An urn contains four balls bearing numbers 1,2,3 and 123 respectively . A ball is drawn at random from the urn. Let `E_(p) i = 1,2,3` donote the event that digit i appears on the ball drawn
statement 1 : `P(E_(1)capE_(2)) = P(E_(1) cap E_(3)) = P(E_(2) cap E_(3)) = (1)/(4)`
Statement 2 : `P_(E_(1)) = P(E_(2)) = P(E_(3)) = (1)/(2)`

To solve the problem, we need to analyze the events defined in the question and calculate the probabilities accordingly. ### Step-by-Step Solution: 1. **Identify the Balls in the Urn:** The urn contains four balls with the following numbers: 1, 2, 3, and 123. 2. **Define the Events:** - Let \( E_1 \) be the event that digit 1 appears on the ball drawn. - Let \( E_2 \) be the event that digit 2 appears on the ball drawn. - Let \( E_3 \) be the event that digit 3 appears on the ball drawn. 3. **Calculate the Probability of Each Event:** - For \( E_1 \): The balls that contain the digit 1 are: 1 and 123. Therefore, the number of favorable outcomes for \( E_1 \) is 2. \[ P(E_1) = \frac{\text{Number of favorable outcomes for } E_1}{\text{Total number of balls}} = \frac{2}{4} = \frac{1}{2} \] - For \( E_2 \): The balls that contain the digit 2 are: 2 and 123. Therefore, the number of favorable outcomes for \( E_2 \) is 2. \[ P(E_2) = \frac{2}{4} = \frac{1}{2} \] - For \( E_3 \): The balls that contain the digit 3 are: 3 and 123. Therefore, the number of favorable outcomes for \( E_3 \) is 2. \[ P(E_3) = \frac{2}{4} = \frac{1}{2} \] 4. **Check Statement 2:** According to Statement 2, \( P(E_1) = P(E_2) = P(E_3) = \frac{1}{2} \).
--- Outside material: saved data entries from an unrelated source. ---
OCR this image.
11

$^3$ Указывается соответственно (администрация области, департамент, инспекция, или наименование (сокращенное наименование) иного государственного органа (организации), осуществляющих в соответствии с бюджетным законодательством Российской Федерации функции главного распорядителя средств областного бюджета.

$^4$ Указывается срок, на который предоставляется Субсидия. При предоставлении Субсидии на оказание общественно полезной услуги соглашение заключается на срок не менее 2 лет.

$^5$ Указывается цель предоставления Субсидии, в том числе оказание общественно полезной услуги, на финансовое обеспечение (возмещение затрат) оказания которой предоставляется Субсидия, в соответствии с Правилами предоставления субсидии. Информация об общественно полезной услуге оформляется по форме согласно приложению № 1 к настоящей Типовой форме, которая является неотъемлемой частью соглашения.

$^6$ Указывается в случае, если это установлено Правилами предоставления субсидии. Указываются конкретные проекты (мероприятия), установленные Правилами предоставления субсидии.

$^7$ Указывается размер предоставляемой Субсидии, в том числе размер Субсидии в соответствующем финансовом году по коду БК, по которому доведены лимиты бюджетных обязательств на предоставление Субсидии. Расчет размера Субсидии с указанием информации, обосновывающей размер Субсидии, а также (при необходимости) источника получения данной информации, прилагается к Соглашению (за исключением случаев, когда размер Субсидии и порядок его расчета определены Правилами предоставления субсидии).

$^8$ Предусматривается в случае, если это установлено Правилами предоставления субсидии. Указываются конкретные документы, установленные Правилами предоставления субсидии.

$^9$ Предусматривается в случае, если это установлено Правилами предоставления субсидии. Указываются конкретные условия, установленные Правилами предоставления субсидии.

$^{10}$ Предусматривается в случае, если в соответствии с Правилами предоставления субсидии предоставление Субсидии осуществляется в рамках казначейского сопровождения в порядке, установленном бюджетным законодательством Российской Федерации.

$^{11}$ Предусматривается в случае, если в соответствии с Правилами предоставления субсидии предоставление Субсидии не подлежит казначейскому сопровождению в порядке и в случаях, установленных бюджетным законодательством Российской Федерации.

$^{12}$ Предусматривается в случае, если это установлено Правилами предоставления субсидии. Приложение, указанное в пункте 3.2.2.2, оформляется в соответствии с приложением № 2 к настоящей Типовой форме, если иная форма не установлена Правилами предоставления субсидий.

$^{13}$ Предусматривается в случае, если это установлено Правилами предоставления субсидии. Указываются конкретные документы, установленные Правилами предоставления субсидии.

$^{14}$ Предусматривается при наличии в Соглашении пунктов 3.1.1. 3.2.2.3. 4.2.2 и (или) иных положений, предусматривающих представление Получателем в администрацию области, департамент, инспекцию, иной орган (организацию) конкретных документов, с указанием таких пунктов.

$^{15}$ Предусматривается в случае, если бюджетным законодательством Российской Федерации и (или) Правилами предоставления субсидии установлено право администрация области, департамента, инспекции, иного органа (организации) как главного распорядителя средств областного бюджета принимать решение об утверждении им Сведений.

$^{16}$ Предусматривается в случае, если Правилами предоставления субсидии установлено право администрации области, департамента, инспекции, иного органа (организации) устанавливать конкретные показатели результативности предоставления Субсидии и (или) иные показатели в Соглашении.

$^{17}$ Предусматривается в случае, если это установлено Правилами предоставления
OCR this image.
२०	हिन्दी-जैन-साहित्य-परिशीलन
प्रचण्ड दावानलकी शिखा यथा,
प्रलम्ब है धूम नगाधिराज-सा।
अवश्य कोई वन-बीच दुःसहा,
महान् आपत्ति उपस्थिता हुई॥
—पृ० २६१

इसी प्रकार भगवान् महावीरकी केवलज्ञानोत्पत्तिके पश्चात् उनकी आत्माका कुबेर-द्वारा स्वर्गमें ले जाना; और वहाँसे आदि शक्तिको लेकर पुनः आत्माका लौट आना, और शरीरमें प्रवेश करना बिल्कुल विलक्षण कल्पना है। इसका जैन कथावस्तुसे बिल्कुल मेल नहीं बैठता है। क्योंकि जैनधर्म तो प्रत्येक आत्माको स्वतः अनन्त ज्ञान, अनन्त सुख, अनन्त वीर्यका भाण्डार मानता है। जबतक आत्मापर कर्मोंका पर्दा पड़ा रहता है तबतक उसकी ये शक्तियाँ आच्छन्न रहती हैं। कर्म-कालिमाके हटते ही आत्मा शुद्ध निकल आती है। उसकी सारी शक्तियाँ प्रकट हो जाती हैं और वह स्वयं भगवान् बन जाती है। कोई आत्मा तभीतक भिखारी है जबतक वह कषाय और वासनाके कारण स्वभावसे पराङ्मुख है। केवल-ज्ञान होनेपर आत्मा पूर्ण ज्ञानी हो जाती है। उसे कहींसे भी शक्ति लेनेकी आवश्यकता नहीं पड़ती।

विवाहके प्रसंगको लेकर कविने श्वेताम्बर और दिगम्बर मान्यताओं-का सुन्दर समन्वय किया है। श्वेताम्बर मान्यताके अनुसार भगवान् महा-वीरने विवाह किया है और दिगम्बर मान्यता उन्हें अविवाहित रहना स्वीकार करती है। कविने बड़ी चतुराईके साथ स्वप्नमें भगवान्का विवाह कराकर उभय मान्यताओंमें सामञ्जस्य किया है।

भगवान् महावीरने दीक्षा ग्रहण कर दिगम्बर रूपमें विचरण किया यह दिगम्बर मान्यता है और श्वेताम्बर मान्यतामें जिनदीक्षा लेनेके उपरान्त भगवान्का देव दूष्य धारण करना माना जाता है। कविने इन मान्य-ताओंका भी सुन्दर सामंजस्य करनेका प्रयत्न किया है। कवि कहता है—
Since we have calculated all three probabilities to be \( \frac{1}{2} \), Statement 2 is **true**. 5. **Calculate the Intersection of Events:** - For \( P(E_1 \cap E_2) \): This is the probability that both digits 1 and 2 appear on the drawn ball. The only ball that contains both digits is 123. \[ P(E_1 \cap E_2) = \frac{1}{4} \] - For \( P(E_1 \cap E_3) \): This is the probability that both digits 1 and 3 appear on the drawn ball. The only ball that contains both digits is 123. \[ P(E_1 \cap E_3) = \frac{1}{4} \] - For \( P(E_2 \cap E_3) \): This is the probability that both digits 2 and 3 appear on the drawn ball. The only ball that contains both digits is 123. \[ P(E_2 \cap E_3) = \frac{1}{4} \] 6. **Check Statement 1:** According to Statement 1, \( P(E_1 \cap E_2) = P(E_1 \cap E_3) = P(E_2 \cap E_3) = \frac{1}{4} \). Since we have calculated all three intersections to be \( \frac{1}{4} \), Statement 1 is **true**. ### Conclusion: Both Statement 1 and Statement 2 are true.